Il fascino principale della produzione letteraria arcaica consisteva nella sua natura di miniera di espressioni suggestive: quelle antiche parole erano quanto di meglio per generare nell’ambito di una composizione un colpo ad effetto. Diveniva di moda attingere una nuova fonte di originalità al repertorio lessicale e stilistico più antiquato. I due principali araldi di questa nuova moda latina sono anche le nostre principali fonti sul gusto dell’epoca: Frontone e Aulio Gellio.
Ma l’età dell’arcaismo è anche l’età della fioritura della letteratura giuridica con Gaio e del consolidarsi di quella cristiana.
E’ altresì un’età di rigoglioso sviluppo della letteratura d’intrattenimento, specie del romanzo erotico e fantastico. Fra i prodotti della Seconda Sofistica greca del II secolo ricordiamo per il romanzo erotico le “Avventure di Leucippe e Clitofonte” di Achille Tazio; la “Storia Pastorale di Dafni e Cloe” di Longo Sofista; le “Storie Babilonesi” del siriano Giamblico, scritte sotto Marco Aurelio; le “Storie Fenicie” di Lolliano.

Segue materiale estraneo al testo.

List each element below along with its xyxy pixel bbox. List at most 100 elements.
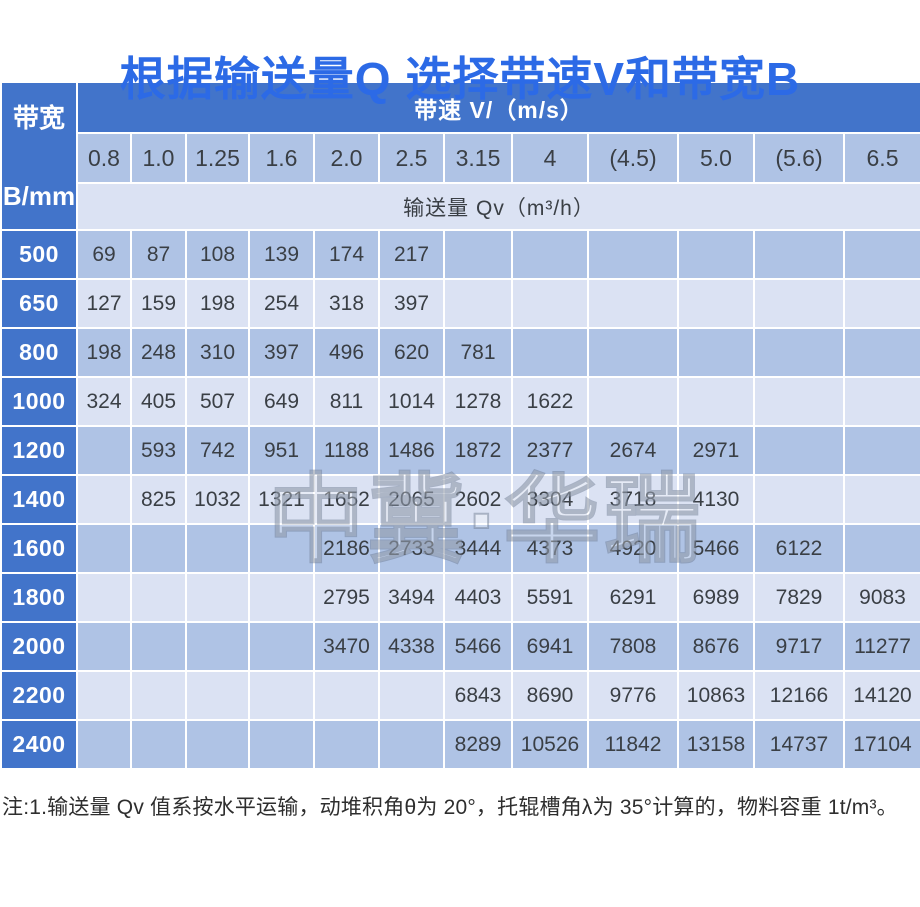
capacity-cell: [248, 670, 315, 721]
capacity-table: 带宽 B/mm 带速 V/（m/s） 0.8 1.0 1.25 1.6 2.0 2.5 3.…: [0, 81, 920, 770]
table-row: 2000 3470 4338 5466 6941 7808 8676 9717 11277: [0, 621, 920, 672]
capacity-cell: 12166: [753, 670, 845, 721]
speed-values-row: 0.8 1.0 1.25 1.6 2.0 2.5 3.15 4 (4.5) 5.0 (5.6) 6.5: [1, 132, 920, 184]
capacity-cell: [76, 572, 132, 623]
speed-value-cell: (4.5): [587, 132, 679, 184]
capacity-cell: [76, 670, 132, 721]
capacity-cell: 2674: [587, 425, 679, 476]
capacity-cell: 649: [248, 376, 315, 427]
table-row: 1200 593 742 951 1188 1486 1872 2377 2674 2971: [0, 425, 920, 476]
capacity-cell: 14120: [842, 670, 920, 721]
capacity-cell: 198: [185, 278, 250, 329]
capacity-cell: 1652: [313, 474, 380, 525]
capacity-cell: 742: [185, 425, 250, 476]
capacity-cell: 217: [378, 229, 445, 280]
belt-width-unit-label: B/mm: [2, 181, 76, 211]
capacity-cell: [185, 719, 250, 770]
capacity-cell: 248: [130, 327, 187, 378]
capacity-cell: 781: [443, 327, 513, 378]
capacity-cell: 127: [76, 278, 132, 329]
capacity-cell: [842, 474, 920, 525]
capacity-cell: 108: [185, 229, 250, 280]
capacity-cell: [313, 719, 380, 770]
capacity-cell: 198: [76, 327, 132, 378]
capacity-cell: 4130: [677, 474, 755, 525]
capacity-cell: [248, 572, 315, 623]
capacity-cell: 324: [76, 376, 132, 427]
capacity-cell: [76, 719, 132, 770]
capacity-cell: 17104: [842, 719, 920, 770]
capacity-cell: [76, 425, 132, 476]
capacity-cell: [76, 621, 132, 672]
capacity-cell: 2733: [378, 523, 445, 574]
capacity-cell: 10526: [511, 719, 589, 770]
capacity-cell: [842, 278, 920, 329]
belt-width-cell: 1000: [0, 376, 78, 427]
belt-width-cell: 1200: [0, 425, 78, 476]
table-row: 1600 2186 2733 3444 4373 4920 5466 6122: [0, 523, 920, 574]
speed-value-cell: 1.6: [248, 132, 315, 184]
capacity-cell: [185, 572, 250, 623]
speed-value-cell: 0.8: [76, 132, 132, 184]
capacity-cell: [378, 719, 445, 770]
capacity-cell: [76, 523, 132, 574]
table-row: 1000 324 405 507 649 811 1014 1278 1622: [0, 376, 920, 427]
capacity-cell: [753, 327, 845, 378]
capacity-cell: [130, 719, 187, 770]
capacity-cell: 1278: [443, 376, 513, 427]
capacity-cell: [76, 474, 132, 525]
capacity-cell: [443, 278, 513, 329]
capacity-cell: 69: [76, 229, 132, 280]
capacity-cell: [842, 523, 920, 574]
speed-title-row: 带宽 B/mm 带速 V/（m/s）: [0, 81, 920, 231]
capacity-cell: 496: [313, 327, 380, 378]
capacity-cell: [753, 425, 845, 476]
capacity-cell: [753, 278, 845, 329]
speed-value-cell: 3.15: [443, 132, 513, 184]
capacity-cell: [587, 229, 679, 280]
capacity-cell: 2795: [313, 572, 380, 623]
capacity-cell: [378, 670, 445, 721]
capacity-cell: [842, 229, 920, 280]
capacity-cell: [130, 523, 187, 574]
speed-value-cell: 5.0: [677, 132, 755, 184]
footnote: 注:1.输送量 Qv 值系按水平运输，动堆积角θ为 20°，托辊槽角λ为 35°…: [2, 796, 898, 819]
table-body: 500 69 87 108 139 174 217 650 127 159 198 254 318 397…: [0, 229, 920, 770]
belt-width-label: 带宽: [12, 103, 65, 133]
belt-width-cell: 1400: [0, 474, 78, 525]
belt-width-cell: 650: [0, 278, 78, 329]
capacity-cell: [587, 376, 679, 427]
capacity-cell: 2602: [443, 474, 513, 525]
capacity-cell: 9717: [753, 621, 845, 672]
capacity-cell: [248, 621, 315, 672]
capacity-header: 输送量 Qv（m³/h）: [75, 182, 920, 231]
capacity-cell: [313, 670, 380, 721]
speed-value-cell: (5.6): [753, 132, 845, 184]
capacity-cell: 3470: [313, 621, 380, 672]
table-row: 1800 2795 3494 4403 5591 6291 6989 7829 9083: [0, 572, 920, 623]
capacity-cell: [842, 327, 920, 378]
qv-title-row: 输送量 Qv（m³/h）: [1, 182, 920, 231]
capacity-cell: 139: [248, 229, 315, 280]
capacity-cell: 397: [248, 327, 315, 378]
capacity-cell: [753, 474, 845, 525]
capacity-cell: [677, 229, 755, 280]
capacity-cell: 811: [313, 376, 380, 427]
capacity-cell: [185, 523, 250, 574]
belt-width-cell: 2000: [0, 621, 78, 672]
belt-width-cell: 1800: [0, 572, 78, 623]
belt-width-cell: 2400: [0, 719, 78, 770]
capacity-cell: [443, 229, 513, 280]
capacity-cell: [842, 376, 920, 427]
capacity-cell: 6291: [587, 572, 679, 623]
capacity-cell: 4373: [511, 523, 589, 574]
capacity-cell: 7808: [587, 621, 679, 672]
capacity-cell: 3304: [511, 474, 589, 525]
capacity-cell: [511, 229, 589, 280]
capacity-cell: 2971: [677, 425, 755, 476]
speed-value-cell: 1.0: [130, 132, 187, 184]
capacity-cell: 3444: [443, 523, 513, 574]
table-row: 800 198 248 310 397 496 620 781: [0, 327, 920, 378]
capacity-cell: 3494: [378, 572, 445, 623]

Il capolavoro del romanzo fantastico greco di quest’epoca è invece un “romanzo” che è al contempo un brillante gioco d’ironia sullo stesso genere letterario in cui si iscrive, e su vari altri (l’epos, la storiografia): la “Storia Vera” di Luciano, racconto d’una avventura che spazia dai mondi stellari al ventre di una balena. Nato a Samosata, in Siria, verso il 120, Luciano morì ad Atene dopo il 180 circa. Fu uno dei sofisti più brillanti della sua epoca e uno spirito sarcastico e dissacratore; ci restano di lui un’ottantina di scritti, per lo più divertenti e originali, come i vari “Dialoghi” (“Marini”, “Degli Dèi”, “Dei Morti”, “Di Cortigiane”).

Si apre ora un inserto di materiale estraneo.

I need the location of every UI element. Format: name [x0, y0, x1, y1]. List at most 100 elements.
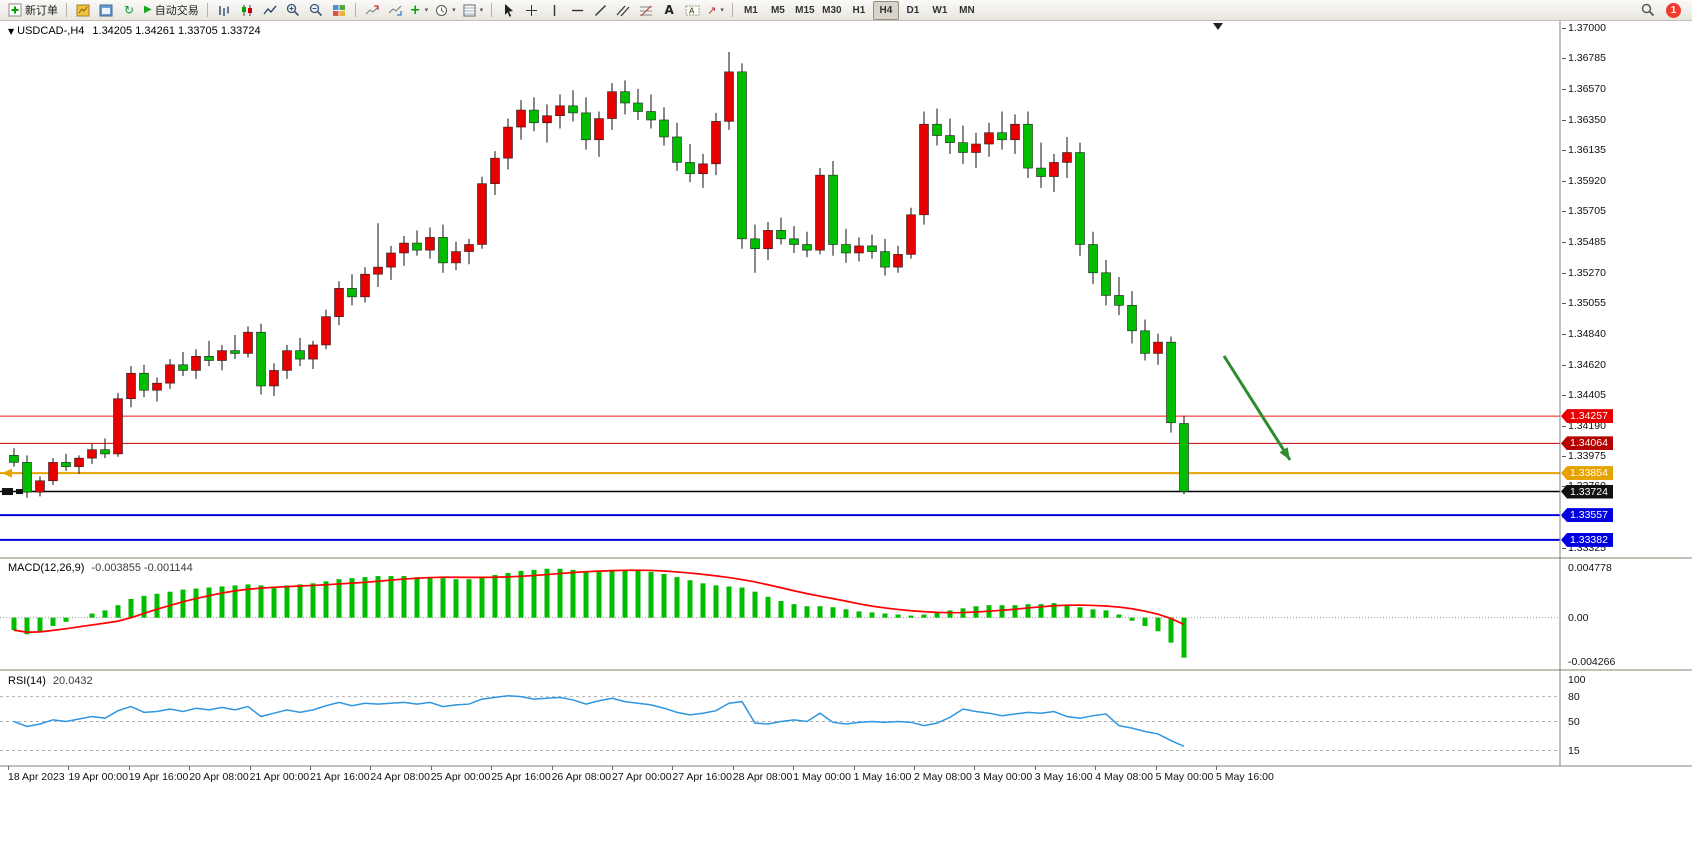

In latino, questo tipo di produzione è rappresentato dal capolavoro di Apuleio, “Le Metamorfosi” o “L’Asino d’Oro”, che fra l’altro appare legato in modo difficile da precisare al romanzo “Lucio o l’Asino”, attribuito appunto a Luciano. Quella di Apuleio è un’opera che non appare priva di uno sfondo religioso e morale, ma il cui dato saliente, oggi ai nostri occhi, è il dispiegarsi del puro piacere letterario di uno stile sofisticato e dello sbrigliarsi della fantasia.